Triaconta Weekly #264
The following topics will be addressed in this weekly:
- Bundle performance
- Winners & Losers
- Market overview
Bitcoin has barely moved from its spot in the past month, making investors more adventurous towards altcoins. The biggest impact on the Big3 and Top30 bundle was Ripple’s win in its lawsuit with the SEC. The XRP token almost doubled in price and took back its third spot in the crypto rankings from the BNB token of the Binance exchange, also beleaguered by US regulators. Europe and America raise interest rates by another 0.25% with the Federal Reserve chairman seeing resilience in the economy and expecting no more recession in his future forecast.

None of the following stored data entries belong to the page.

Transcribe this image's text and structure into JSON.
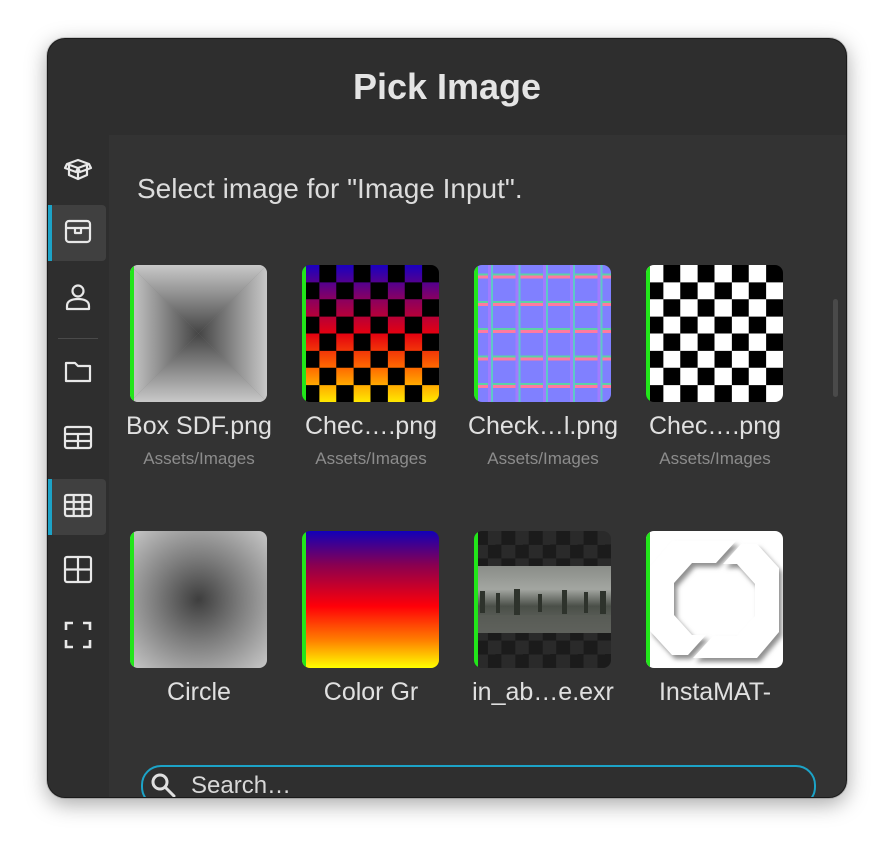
{
  "dialog": {
    "title": "Pick Image",
    "prompt": "Select image for \"Image Input\"."
  },
  "sidebar": {
    "items": [
      {
        "icon": "open-box-icon",
        "active": false
      },
      {
        "icon": "box-icon",
        "active": true
      },
      {
        "icon": "user-icon",
        "active": false
      },
      {
        "icon": "folder-icon",
        "active": false
      },
      {
        "icon": "table-icon",
        "active": false
      },
      {
        "icon": "grid-icon",
        "active": true
      },
      {
        "icon": "grid-2x2-icon",
        "active": false
      },
      {
        "icon": "fullscreen-icon",
        "active": false
      }
    ]
  },
  "images": [
    {
      "name": "Box SDF.png",
      "path": "Assets/Images"
    },
    {
      "name": "Chec….png",
      "path": "Assets/Images"
    },
    {
      "name": "Check…l.png",
      "path": "Assets/Images"
    },
    {
      "name": "Chec….png",
      "path": "Assets/Images"
    },
    {
      "name": "Circle",
      "path": ""
    },
    {
      "name": "Color Gr",
      "path": ""
    },
    {
      "name": "in_ab…e.exr",
      "path": ""
    },
    {
      "name": "InstaMAT-",
      "path": ""
    }
  ],
  "search": {
    "placeholder": "Search…",
    "value": ""
  },
  "colors": {
    "accent": "#1ca3c7",
    "thumb_marker": "#22e61a",
    "background": "#2e2e2e"
  }
}
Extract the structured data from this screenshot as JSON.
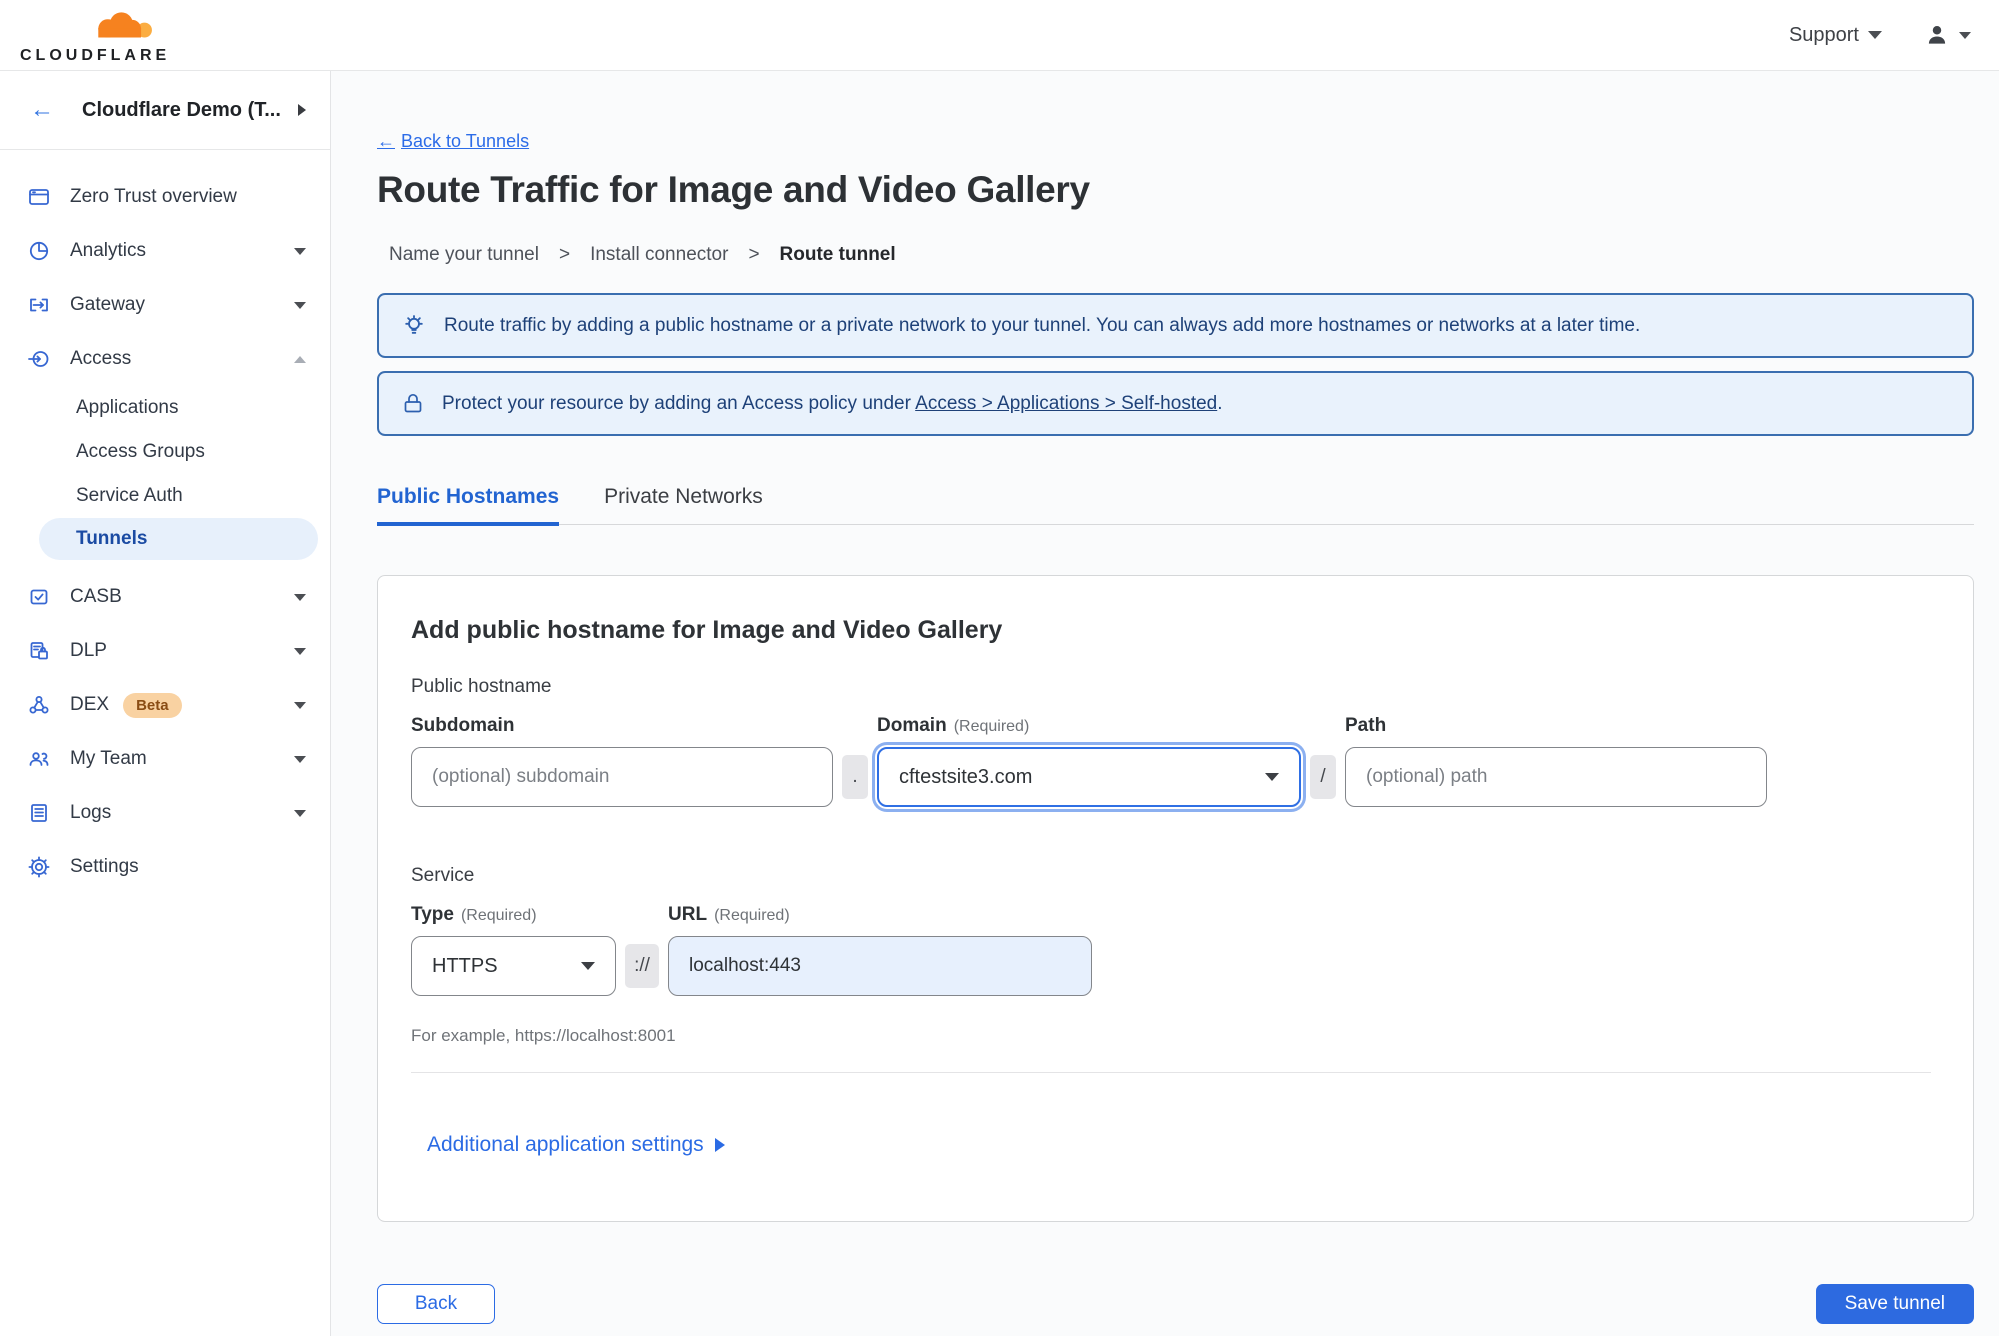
{
  "colors": {
    "accent_blue": "#2b6be4",
    "active_tab_blue": "#2264d1",
    "save_button_bg": "#2d6ae0",
    "banner_bg": "#e9f2fc",
    "banner_border": "#3a6eb0",
    "banner_text": "#1e4178",
    "active_item_bg": "#e7f0fb",
    "active_item_text": "#1b4ba3",
    "beta_badge_bg": "#f9d2a2",
    "beta_badge_text": "#8a4d15",
    "url_input_bg": "#e7f0fd",
    "brand_orange": "#f6821f",
    "brand_orange_light": "#fbad41"
  },
  "topbar": {
    "brand": "CLOUDFLARE",
    "support_label": "Support"
  },
  "sidebar": {
    "account_label": "Cloudflare Demo (T...",
    "items": [
      {
        "label": "Zero Trust overview"
      },
      {
        "label": "Analytics"
      },
      {
        "label": "Gateway"
      },
      {
        "label": "Access"
      },
      {
        "label": "CASB"
      },
      {
        "label": "DLP"
      },
      {
        "label": "DEX",
        "badge": "Beta"
      },
      {
        "label": "My Team"
      },
      {
        "label": "Logs"
      },
      {
        "label": "Settings"
      }
    ],
    "access_children": [
      {
        "label": "Applications"
      },
      {
        "label": "Access Groups"
      },
      {
        "label": "Service Auth"
      },
      {
        "label": "Tunnels"
      }
    ]
  },
  "main": {
    "back_link": {
      "arrow": "←",
      "label": "Back to Tunnels"
    },
    "title": "Route Traffic for Image and Video Gallery",
    "steps": {
      "items": [
        "Name your tunnel",
        "Install connector",
        "Route tunnel"
      ],
      "separator": ">"
    },
    "banners": {
      "tip": {
        "icon": "lightbulb-icon",
        "text": "Route traffic by adding a public hostname or a private network to your tunnel. You can always add more hostnames or networks at a later time."
      },
      "protect": {
        "icon": "lock-icon",
        "text_before": "Protect your resource by adding an Access policy under",
        "link": "Access > Applications > Self-hosted",
        "text_after": "."
      }
    },
    "tabs": [
      {
        "label": "Public Hostnames",
        "active": true
      },
      {
        "label": "Private Networks",
        "active": false
      }
    ],
    "card": {
      "heading": "Add public hostname for Image and Video Gallery",
      "hostname_section_label": "Public hostname",
      "subdomain": {
        "label": "Subdomain",
        "placeholder": "(optional) subdomain"
      },
      "dot_separator": ".",
      "domain": {
        "label": "Domain",
        "required_hint": "(Required)",
        "value": "cftestsite3.com"
      },
      "slash_separator": "/",
      "path": {
        "label": "Path",
        "placeholder": "(optional) path"
      },
      "service_section_label": "Service",
      "type": {
        "label": "Type",
        "required_hint": "(Required)",
        "value": "HTTPS"
      },
      "scheme_separator": "://",
      "url": {
        "label": "URL",
        "required_hint": "(Required)",
        "value": "localhost:443"
      },
      "example_text": "For example, https://localhost:8001",
      "additional_settings_label": "Additional application settings"
    },
    "footer": {
      "back_label": "Back",
      "save_label": "Save tunnel"
    }
  }
}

1 Month: +10.51% | 7D: -1.50% | 24H: +0.41%
1 Month: +9.37% | 7D: -1.01% | 24H: +0.13%
1 Month: +2.87% | 7D: +0.13% | 24H: +0.70%
1 Month: +3.22% | 7D: -2.79% | 24H: -0.47%
Winners & Losers
The biggest riser in the past month was former DeFi project Maker (+72%), which may return to the DeFi top 10 with this. A second former DeFi coin Compound (+70%) also did well. In the Top 30, Stellar (+65%) and XRP (+51%) benefited from the Ripple win in the lawsuit with the SEC. Solana (+53%) also continues its comeback, especially if we can break the $30 mark. Unfortunately, the biggest drop in the past month was the latest addition to the DeFi bundle Rocket Pool (-20%). The battle with Lido DAO (+2%) flared up with accusations that Rocket Pool governance was insufficiently decentralised. Problems on the closely linked MultiChain network caused a big drop in Fantom (-17%) as many users removed their crypto from the Fantom network as a precaution.
Ripple partly won and partly lost the lawsuit with the SEC. The judge made very clear that the token XRP itself is not a security and any trading platform, and its users, where parties do not know from whom they buy the XRP or to whom they sell it will not get into trouble over that with the regulator. Pure win for Ripple, XRP and other crypto, which recently received similar allegations from the SEC.

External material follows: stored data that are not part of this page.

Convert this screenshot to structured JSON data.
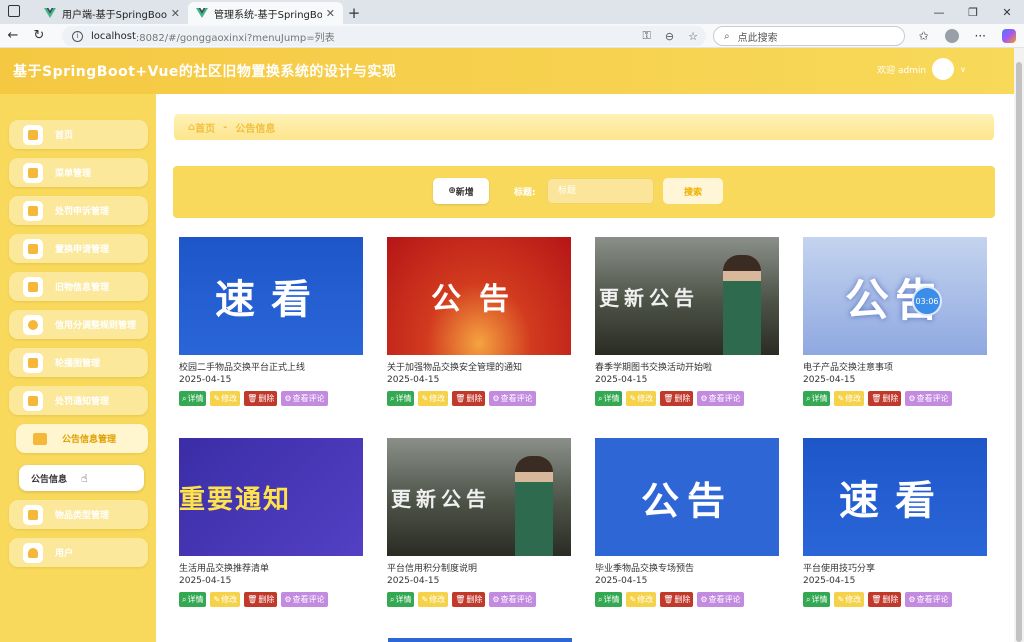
{
  "browser": {
    "tabs": [
      {
        "title": "用户端-基于SpringBoot+Vue的社",
        "active": false
      },
      {
        "title": "管理系统-基于SpringBoot+Vue的",
        "active": true
      }
    ],
    "url_host": "localhost",
    "url_path": ":8082/#/gonggaoxinxi?menuJump=列表",
    "search_placeholder": "点此搜索"
  },
  "header": {
    "title": "基于SpringBoot+Vue的社区旧物置换系统的设计与实现",
    "welcome": "欢迎 admin"
  },
  "sidebar": {
    "items": [
      {
        "label": "首页"
      },
      {
        "label": "菜单管理"
      },
      {
        "label": "处罚申诉管理"
      },
      {
        "label": "置换申请管理"
      },
      {
        "label": "旧物信息管理"
      },
      {
        "label": "信用分调整规则管理"
      },
      {
        "label": "轮播图管理"
      },
      {
        "label": "处罚通知管理"
      },
      {
        "label": "公告信息管理"
      },
      {
        "label": "物品类型管理"
      },
      {
        "label": "用户"
      }
    ],
    "submenu_label": "公告信息"
  },
  "breadcrumb": {
    "home": "首页",
    "separator": "-",
    "current": "公告信息"
  },
  "toolbar": {
    "add_label": "新增",
    "title_label": "标题:",
    "title_placeholder": "标题",
    "search_label": "搜索"
  },
  "actions": {
    "detail": "详情",
    "edit": "修改",
    "delete": "删除",
    "comment": "查看评论"
  },
  "cards": [
    {
      "title": "校园二手物品交换平台正式上线",
      "date": "2025-04-15",
      "thumb_text": "速看",
      "thumb_style": "blue"
    },
    {
      "title": "关于加强物品交换安全管理的通知",
      "date": "2025-04-15",
      "thumb_text": "公告",
      "thumb_style": "red"
    },
    {
      "title": "春季学期图书交换活动开始啦",
      "date": "2025-04-15",
      "thumb_text": "更新公告",
      "thumb_style": "game"
    },
    {
      "title": "电子产品交换注意事项",
      "date": "2025-04-15",
      "thumb_text": "公告",
      "thumb_style": "pale"
    },
    {
      "title": "生活用品交换推荐清单",
      "date": "2025-04-15",
      "thumb_text": "重要通知",
      "thumb_style": "purple"
    },
    {
      "title": "平台信用积分制度说明",
      "date": "2025-04-15",
      "thumb_text": "更新公告",
      "thumb_style": "game"
    },
    {
      "title": "毕业季物品交换专场预告",
      "date": "2025-04-15",
      "thumb_text": "公告",
      "thumb_style": "flat"
    },
    {
      "title": "平台使用技巧分享",
      "date": "2025-04-15",
      "thumb_text": "速看",
      "thumb_style": "blue"
    }
  ],
  "timer": "03:06",
  "colors": {
    "accent": "#f8d95c",
    "header": "#f5c842",
    "detail": "#34a853",
    "edit": "#f5d24a",
    "delete": "#c0392b",
    "comment": "#c38be0"
  }
}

Importantly for Ripple’s future, Ripple’s XRP transactions on the open market for their On Demand Liquidity (ODL) product for facilitating international payments are also not subject to securities sales rules. On one point, though, they lost. Ripple’s institutional sales directly to investors as part of a cooperation agreement or other investment contract do fall under the securities rules, according to the court. For this, Ripple is likely to be fined. And a number of crypto projects, which have also done so, will have to start considering their defences. The judge has called on both sides to come to an agreement in six to eight weeks to work out the details of her ruling.
Such is the confidence in Blackrock’s permission for a Bitcoin ETF that Grayscale (which also applied) has asked the SEC to grant all Bitcoin ETF applications in 1x to prevent the first granted application from having a huge advantage. According to Grayscale, it is not appropriate for the SEC to determine winners and losers in the market.
In America, the Financial Services Committee has passed important bills to regulate crypto, crypto exchanges and their oversight by the SEC and CFTC. The Financial Innovation and Technology for the 21st century act and the Blockchain Regulatory Certainty act passed with the full support of Republicans and some (renegade) Democrats. There has been criticism that the laws still leave much open, but agreement that they are a significant improvement on the current uncertain situation. The proposals now go to the House of Representatives and then possibly on to the Senate.